One of them--believed to be the largest study conducted that actually tracks the eye movements of readers--compared how 582 people read newspapers and Web sites in Minneapolis, St. Petersburg, Philadelphia and Denver.
Readers were equipped with eyetracking devices that contained small cameras that could record eye movement and tell where the reader looked. The main conclusion, reported in 2007:
*Online participants read an average of 77 percent of story text that they chose to read, a higher average than readers of stories on paper. Those who read broadsheet newspapers read an average of 72 percent of the stories they selected; tabloid participants read an average of 57 percent.
Story lengths made no difference.
The eyetrack study also concluded that readers retained more with alternative story forms--including graphics, question and answers, timelines, fact boxes--rather than text alone.
Sara Quinn, a visual journalism faculty member at Poynter who was one of the lead researchers on the eyetrack study, said the results were surprising. Conventional wisdom, at least in the newspaper industry, had been that readers of print read and retain more information.

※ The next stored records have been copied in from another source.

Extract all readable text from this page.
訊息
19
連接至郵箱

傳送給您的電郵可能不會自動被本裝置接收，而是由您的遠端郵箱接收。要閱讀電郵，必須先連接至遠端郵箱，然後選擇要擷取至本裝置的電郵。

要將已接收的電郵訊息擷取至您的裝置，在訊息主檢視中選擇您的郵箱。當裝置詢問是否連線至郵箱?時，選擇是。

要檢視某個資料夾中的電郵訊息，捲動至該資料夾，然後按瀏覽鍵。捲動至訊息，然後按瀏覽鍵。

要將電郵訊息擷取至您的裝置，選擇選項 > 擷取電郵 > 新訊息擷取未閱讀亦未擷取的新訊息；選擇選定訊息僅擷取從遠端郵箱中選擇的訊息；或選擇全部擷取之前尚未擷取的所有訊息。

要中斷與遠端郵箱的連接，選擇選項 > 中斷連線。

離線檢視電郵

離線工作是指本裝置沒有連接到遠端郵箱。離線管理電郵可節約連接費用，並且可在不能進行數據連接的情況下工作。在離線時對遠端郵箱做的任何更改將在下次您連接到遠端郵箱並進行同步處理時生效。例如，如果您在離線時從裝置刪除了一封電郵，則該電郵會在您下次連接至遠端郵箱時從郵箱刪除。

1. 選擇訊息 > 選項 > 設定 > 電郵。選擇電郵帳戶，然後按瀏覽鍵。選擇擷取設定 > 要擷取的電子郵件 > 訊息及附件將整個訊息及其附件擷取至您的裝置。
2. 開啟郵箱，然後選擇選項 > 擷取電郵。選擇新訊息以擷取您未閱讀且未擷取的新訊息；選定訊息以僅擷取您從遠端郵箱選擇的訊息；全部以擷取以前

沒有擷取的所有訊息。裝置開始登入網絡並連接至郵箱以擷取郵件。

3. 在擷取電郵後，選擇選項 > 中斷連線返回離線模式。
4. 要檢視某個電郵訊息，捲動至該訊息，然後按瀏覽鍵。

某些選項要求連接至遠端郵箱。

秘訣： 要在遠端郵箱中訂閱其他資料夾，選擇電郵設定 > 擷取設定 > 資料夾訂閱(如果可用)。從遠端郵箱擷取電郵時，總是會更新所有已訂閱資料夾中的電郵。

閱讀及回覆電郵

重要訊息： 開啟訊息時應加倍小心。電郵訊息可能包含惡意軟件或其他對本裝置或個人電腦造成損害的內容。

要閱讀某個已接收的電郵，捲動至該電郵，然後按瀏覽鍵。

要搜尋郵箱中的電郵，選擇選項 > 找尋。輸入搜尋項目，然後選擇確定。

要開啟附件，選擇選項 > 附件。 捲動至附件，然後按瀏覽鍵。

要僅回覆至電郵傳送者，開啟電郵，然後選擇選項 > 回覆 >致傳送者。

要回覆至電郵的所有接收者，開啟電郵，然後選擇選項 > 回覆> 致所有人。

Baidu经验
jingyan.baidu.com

Why did readers prefer the screen?
“We think it has to do with a focused reading environment,” Quinn said. “When you read on a screen you are focused on the 30 or 40 lines that you have directly on your screen.... Whereas if you turn a page in a broadsheet or a tabloid, you have a bigger sense of the volume of text.”
Other research had contradictory conclusions. For example, The Journal of Research in Reading published a paper by researcher Anne Mangen last year in which she looked at the difference between reading books on line and on screen.
She concluded that being able to touch the pages you are reading makes for a different--and deeper-- experience than reading on a screen.
Mangen, of the Center for Reading Research at the University of Stavanger in Norway, said that reading on a screen makes us lose a sense of completeness that reading from a book allows.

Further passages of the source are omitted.